It isn’t a swanky penthouse in a modern new-build, but it has views of the harbour, is close to the city centre, and has bags of character, which is perfect for its current inhabitants – six flatmates who all work in creative industries.
“This is one of the surviving loft spaces,” says Ian. “I don’t think you would find anything else like this in the city.”
With its great location – it’s in Wakefield Street opposite the New World supermarket – affordable rent, and welcoming living space, it suits the group of mostly late twenty-somethings to a tee.
It is a creative urban hub, a long-running flat that has generated many a party tale and many an urban myth. The flat’s history includes rooftop terrace parties and craft nights that were only a little bit competitive, says a former flatmate.
Ian is the longest-standing flat-mate. Originally from Raumati, he moved to Wellington ten years ago. As a design graduate from Toi Whakaari, he moved into the flat five years ago.
“My flatmates have changed over that time. People have come and gone, but that’s the way in Wellington – it is a really transient place. I’ve been collecting my friends along the way.”
Other current occupants include Chris Ulutupu, Emma Ransley, Daniel Whittaker, Jayne Paterson O’Connell and Meg Rollandi.
“Ian has paved the way,” says Emma. “The group is settling now, we’ve all been here for at least a year.”
The flat has a large living space, a small but functional kitchen, and five bedrooms off a corridor at the back of the living area. Couple Emma and Dan share a room, and have recently built in a mezzanine to give them more space. “We’ve done a lot to the place,” says Ian.
Some of the rooms are quite small (Ian believes that part of his bedroom used to be a lift shaft), but the flatmates spend most of their waking, non-working, hours in the open-plan living area, which has the typical loft apartment feel.
Thanks to three large windows at the front of the building, it is light and airy. It has wooden floorboards, painted brick walls and a high ceiling with exposed A-frame rafters.
The living area serves as a lounge, dining room and place for them all to work. It has eclectic furniture and a quirky, retro feel. Even with six people living there, it does not feel at all cluttered.
Ian and Emma made the coffee table from an old pallet they found on the doorstep. Another wooden table, currently serving as a desk for two people, was designed and made by Emma and Dan who are establishing their own furniture company, The River.
“The table will be part of our first collection, which we’ll launch in November,” says Emma, “it’s the prototype so it won’t stay here in the flat.” Emma studied business and design and Dan has been a builder, so it’s a perfect collaboration.

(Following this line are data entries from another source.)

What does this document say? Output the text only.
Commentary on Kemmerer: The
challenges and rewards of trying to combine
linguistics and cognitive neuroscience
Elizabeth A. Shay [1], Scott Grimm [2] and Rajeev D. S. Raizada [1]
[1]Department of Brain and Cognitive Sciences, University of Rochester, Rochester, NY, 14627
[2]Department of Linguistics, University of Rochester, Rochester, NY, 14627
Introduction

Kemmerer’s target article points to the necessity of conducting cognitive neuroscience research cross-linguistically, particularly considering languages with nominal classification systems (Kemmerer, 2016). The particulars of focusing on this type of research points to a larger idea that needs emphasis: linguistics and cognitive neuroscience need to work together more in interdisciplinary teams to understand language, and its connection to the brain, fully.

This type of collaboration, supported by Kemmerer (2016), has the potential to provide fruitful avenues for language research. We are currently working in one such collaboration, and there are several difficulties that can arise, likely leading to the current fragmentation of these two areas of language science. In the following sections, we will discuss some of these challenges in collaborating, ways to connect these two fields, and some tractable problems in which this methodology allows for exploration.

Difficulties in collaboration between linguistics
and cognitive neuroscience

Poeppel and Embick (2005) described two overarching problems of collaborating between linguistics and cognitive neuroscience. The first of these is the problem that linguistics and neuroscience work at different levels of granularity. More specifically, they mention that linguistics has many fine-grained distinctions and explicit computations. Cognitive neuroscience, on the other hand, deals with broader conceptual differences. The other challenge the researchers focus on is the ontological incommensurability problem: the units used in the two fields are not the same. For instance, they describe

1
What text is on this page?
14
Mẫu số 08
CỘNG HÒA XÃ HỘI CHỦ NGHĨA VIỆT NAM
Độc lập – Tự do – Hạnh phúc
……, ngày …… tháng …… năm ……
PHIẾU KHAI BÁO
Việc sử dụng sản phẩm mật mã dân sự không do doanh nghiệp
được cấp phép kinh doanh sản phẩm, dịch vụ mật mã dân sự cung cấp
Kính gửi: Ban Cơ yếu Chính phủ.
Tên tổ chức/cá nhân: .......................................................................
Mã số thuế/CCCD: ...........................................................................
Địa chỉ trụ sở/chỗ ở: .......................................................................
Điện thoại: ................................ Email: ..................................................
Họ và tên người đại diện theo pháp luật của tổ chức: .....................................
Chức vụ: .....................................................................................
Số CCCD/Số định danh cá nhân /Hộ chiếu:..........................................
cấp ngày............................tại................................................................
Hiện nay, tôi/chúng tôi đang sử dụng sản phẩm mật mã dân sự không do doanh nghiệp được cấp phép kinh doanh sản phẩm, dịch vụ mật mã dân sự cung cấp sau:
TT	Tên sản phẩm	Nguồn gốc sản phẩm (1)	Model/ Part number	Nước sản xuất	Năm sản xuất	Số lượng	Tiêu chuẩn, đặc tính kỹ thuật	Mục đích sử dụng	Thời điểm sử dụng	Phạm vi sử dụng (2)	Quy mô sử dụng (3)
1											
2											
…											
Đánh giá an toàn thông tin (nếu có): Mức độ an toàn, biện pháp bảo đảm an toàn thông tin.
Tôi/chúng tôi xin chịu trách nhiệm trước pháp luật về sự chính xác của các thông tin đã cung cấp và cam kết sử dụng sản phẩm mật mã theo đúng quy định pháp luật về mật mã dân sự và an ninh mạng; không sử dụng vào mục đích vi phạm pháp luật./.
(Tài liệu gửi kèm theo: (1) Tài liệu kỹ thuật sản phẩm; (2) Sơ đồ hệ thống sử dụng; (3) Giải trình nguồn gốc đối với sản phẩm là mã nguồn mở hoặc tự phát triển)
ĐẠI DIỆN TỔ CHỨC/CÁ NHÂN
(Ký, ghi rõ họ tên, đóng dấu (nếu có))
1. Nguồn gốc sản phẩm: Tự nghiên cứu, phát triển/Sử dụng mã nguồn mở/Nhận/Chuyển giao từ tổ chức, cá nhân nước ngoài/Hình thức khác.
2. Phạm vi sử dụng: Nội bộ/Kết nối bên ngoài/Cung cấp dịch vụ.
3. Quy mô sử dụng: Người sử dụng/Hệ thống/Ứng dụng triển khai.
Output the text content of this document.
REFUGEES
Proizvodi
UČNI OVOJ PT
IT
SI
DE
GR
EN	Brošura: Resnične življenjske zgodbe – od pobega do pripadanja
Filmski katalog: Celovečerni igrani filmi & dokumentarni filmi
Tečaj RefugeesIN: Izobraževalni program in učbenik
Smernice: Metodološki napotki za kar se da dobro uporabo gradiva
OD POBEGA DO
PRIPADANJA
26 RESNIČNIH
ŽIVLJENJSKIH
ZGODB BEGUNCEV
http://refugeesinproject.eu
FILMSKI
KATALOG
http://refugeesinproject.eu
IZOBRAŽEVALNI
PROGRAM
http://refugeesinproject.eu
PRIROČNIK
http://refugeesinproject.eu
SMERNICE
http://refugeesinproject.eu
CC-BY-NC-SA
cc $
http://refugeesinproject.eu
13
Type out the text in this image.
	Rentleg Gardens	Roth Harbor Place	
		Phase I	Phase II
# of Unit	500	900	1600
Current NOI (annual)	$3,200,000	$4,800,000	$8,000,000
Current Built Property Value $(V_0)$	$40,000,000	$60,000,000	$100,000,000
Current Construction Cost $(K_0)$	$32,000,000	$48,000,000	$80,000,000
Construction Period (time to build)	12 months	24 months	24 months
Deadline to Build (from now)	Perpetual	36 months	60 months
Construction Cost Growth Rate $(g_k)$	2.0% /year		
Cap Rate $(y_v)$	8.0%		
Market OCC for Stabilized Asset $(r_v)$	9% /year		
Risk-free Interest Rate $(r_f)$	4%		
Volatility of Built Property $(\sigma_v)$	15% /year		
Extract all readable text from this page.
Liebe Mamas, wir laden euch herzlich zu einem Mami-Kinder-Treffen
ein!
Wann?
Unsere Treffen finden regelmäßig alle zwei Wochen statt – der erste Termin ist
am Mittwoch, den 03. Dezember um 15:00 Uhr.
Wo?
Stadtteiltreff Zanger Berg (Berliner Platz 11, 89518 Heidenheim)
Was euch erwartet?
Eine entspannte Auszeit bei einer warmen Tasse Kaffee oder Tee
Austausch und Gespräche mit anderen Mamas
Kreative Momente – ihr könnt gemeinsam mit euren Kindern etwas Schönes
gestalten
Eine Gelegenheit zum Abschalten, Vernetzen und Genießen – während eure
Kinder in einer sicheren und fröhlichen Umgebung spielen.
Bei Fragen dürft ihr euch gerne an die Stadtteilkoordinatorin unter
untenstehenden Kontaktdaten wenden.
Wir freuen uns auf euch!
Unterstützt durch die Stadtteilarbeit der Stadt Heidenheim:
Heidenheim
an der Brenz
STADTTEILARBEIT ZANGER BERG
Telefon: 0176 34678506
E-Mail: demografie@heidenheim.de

“It speaks to our ethos,” says Emma. “We don’t just work on one thing. We have our jobs which sustain us, but do lots of other creative things as well.” At the end of the large dining table, which is complemented by mismatched seventies chairs, there is a blackboard wall, which can be used to paint murals when the inspiration strikes. “We went through a phase of having a different mural a week, but haven’t used it so much recently,” Ian says.
All of the flatmates work in the same industry, but in different areas. Jayne is an account manager for Springload web design; Chris is completing his master’s in fine arts at Massey; Meg is an artist and designer; Emma is a design tutor at Toi Whakaari. Daniel, who is studying early childhood education, is also a musician – he’s a member of local band Glass Vaults – and a furniture designer.
Ian, who has built up quite a CV in performance design in the capital, including working as the audio-visual designer for the wearable art show, now plans to move into web design and is studying for a post-graduate diploma in graphic design at Yoobee while working part-time at TradeMe.
“One of the bonuses of working with people in the same area is that we all understand the industry and can help each other out,” says Ian. “There is always something interesting going on here.”
It has been known for all of them to come together to help out a flatmate on a project, and impromptu gig nights have also happened when Glass Vaults have needed somewhere to practice.
And, of course, it is an ideal space for parties. “We like to have themed parties and take the decoration quite seriously,” says Ian. He and Emma reel off a list of themes they have used, including a Doppelganger party, a British theme, cross-dressing, and Ian’s favourite, his dinosaur birthday party. “There were some amazing costumes,” he says.
Now that Ian is tiptoeing into his thirties, he says that people ask him when he is going to move out and live on his own. “I love living here, it’s great. I like being surrounded by other creative types – it inspires me. I’d be very sad to leave this flat.”
And when you live in a place which makes you feel good, with people who inspire you, and is a two-minute walk to Wellington’s waterfront, really, why would you?